Durante as reuniões de cúpula da COP-26, porém, as lideranças árabes devem se defender das críticas argumentando que a região do Golfo não está entre os maiores emissores do mundo. De fato, a região é responsável por apenas 4,7% das emissões mundiais de carbono, em uma posição melhor do que a Europa, as Américas e a China. Isto porque os gases produzidos pelo petróleo que o Oriente Médio exporta são registrados como emissões  nos países compradores, e não nos produtores.

Domesticamente, os governos dessas nações também foram por muitos anos eximidos de suas responsabilidades perante à população porque a riqueza gerada pelo extrativismo foi usada para entorpecer a opinião pública. Uma mistura de redução de impostos com subsídios para a compra de água, gasolina e energia ajudou as lideranças a desviar a atenção dos cidadãos.

Recentemente, porém, a realidade está mudando e pequenos grupos ambientalistas da sociedade civil estão começando a surgir e cobrar por mais mudanças.
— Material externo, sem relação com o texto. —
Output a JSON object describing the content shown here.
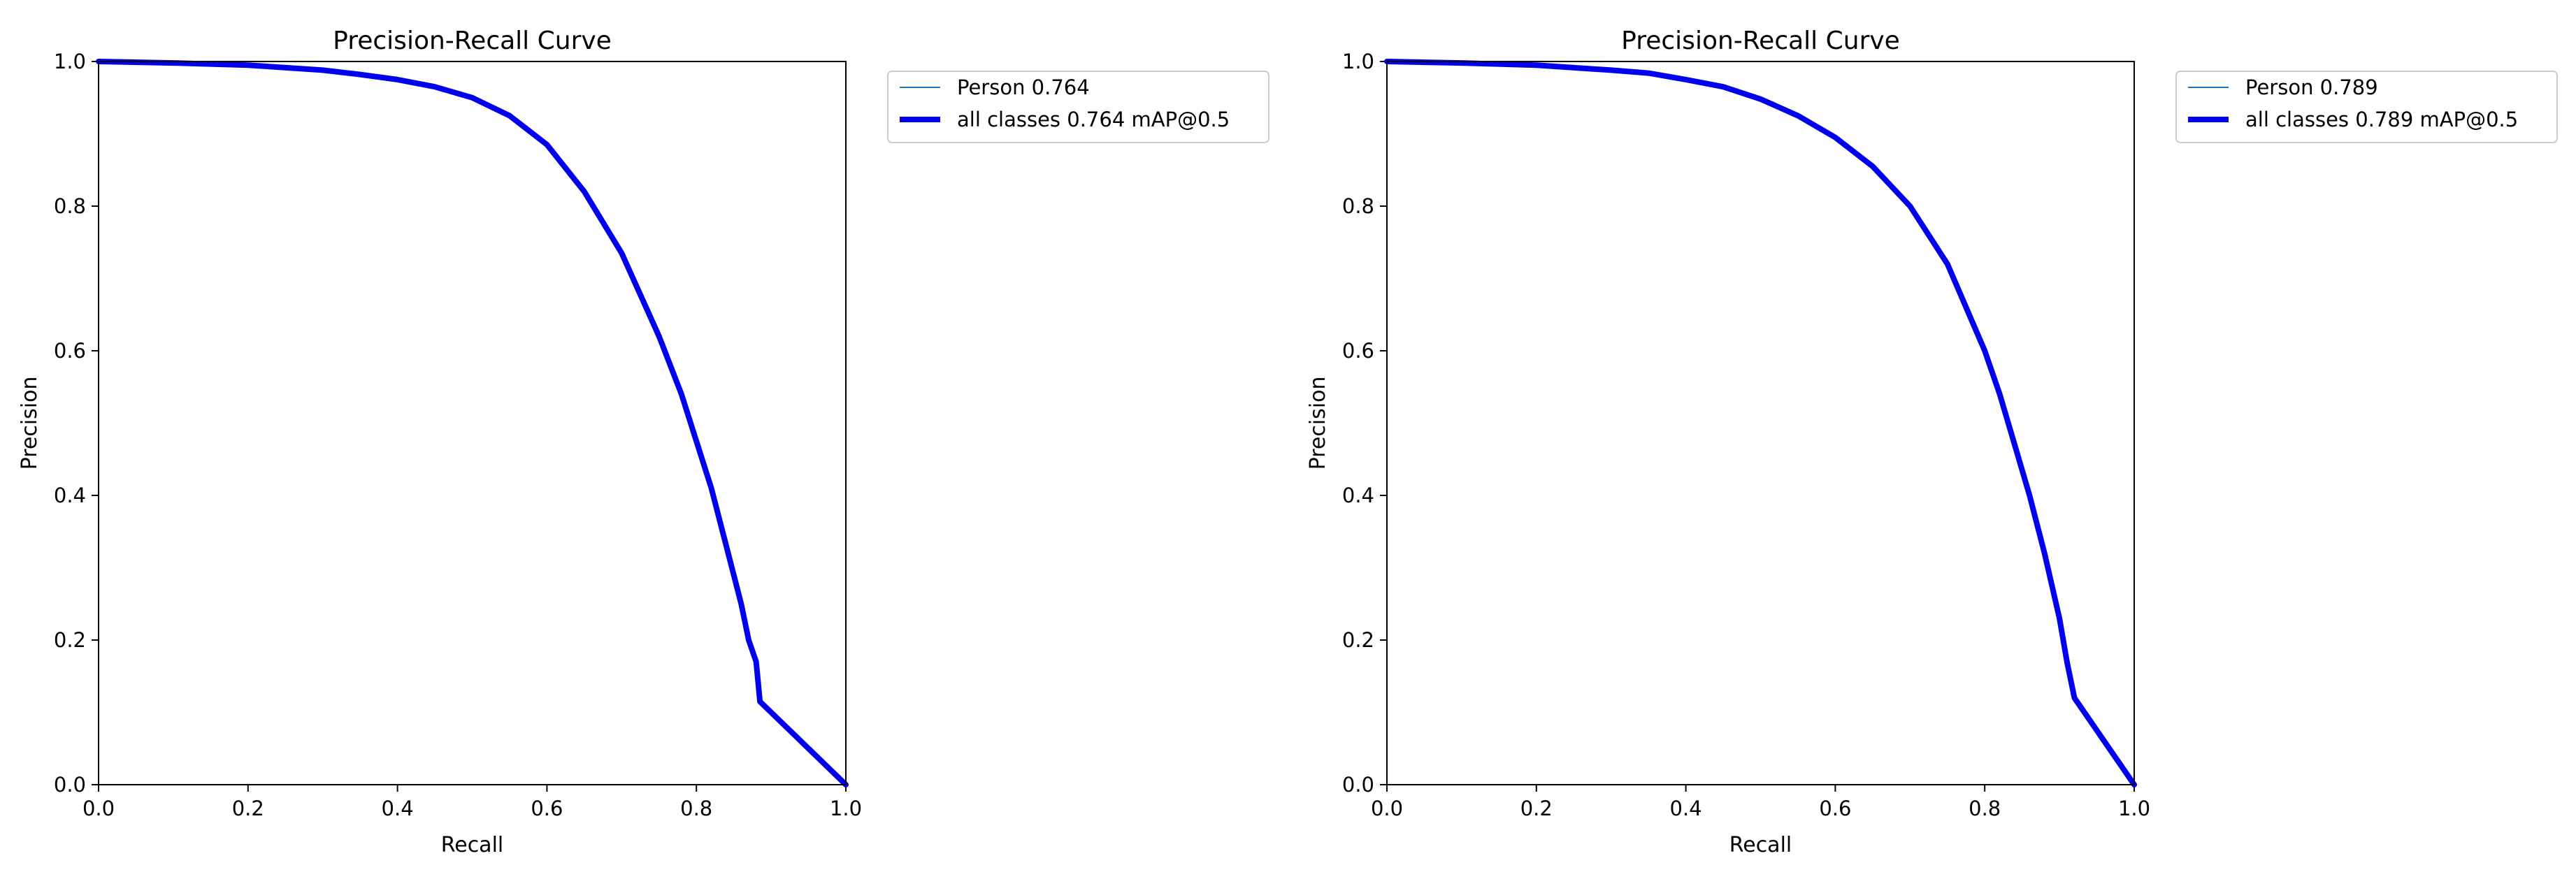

No Iraque, o calor recorde em setembro levou centenas de manifestantes às ruas. Os cidadãos bloquearam estradas, queimaram pneus e cercaram usinas de energia na capital do país. No Líbano, um cenário semelhante se desenrolou em outubro. Diante da crise de abastecimento, cenas de caos foram registradas em todo o país, com saques a tanques de gasolina de carros e pessoas armadas em postos exigindo o abastecimento de seus veículos.

Apesar de perigosa, especialistas argumentam que a pressão popular pode ser essencial para transformar, de dentro para fora, as políticas ambientais no Oriente Médio.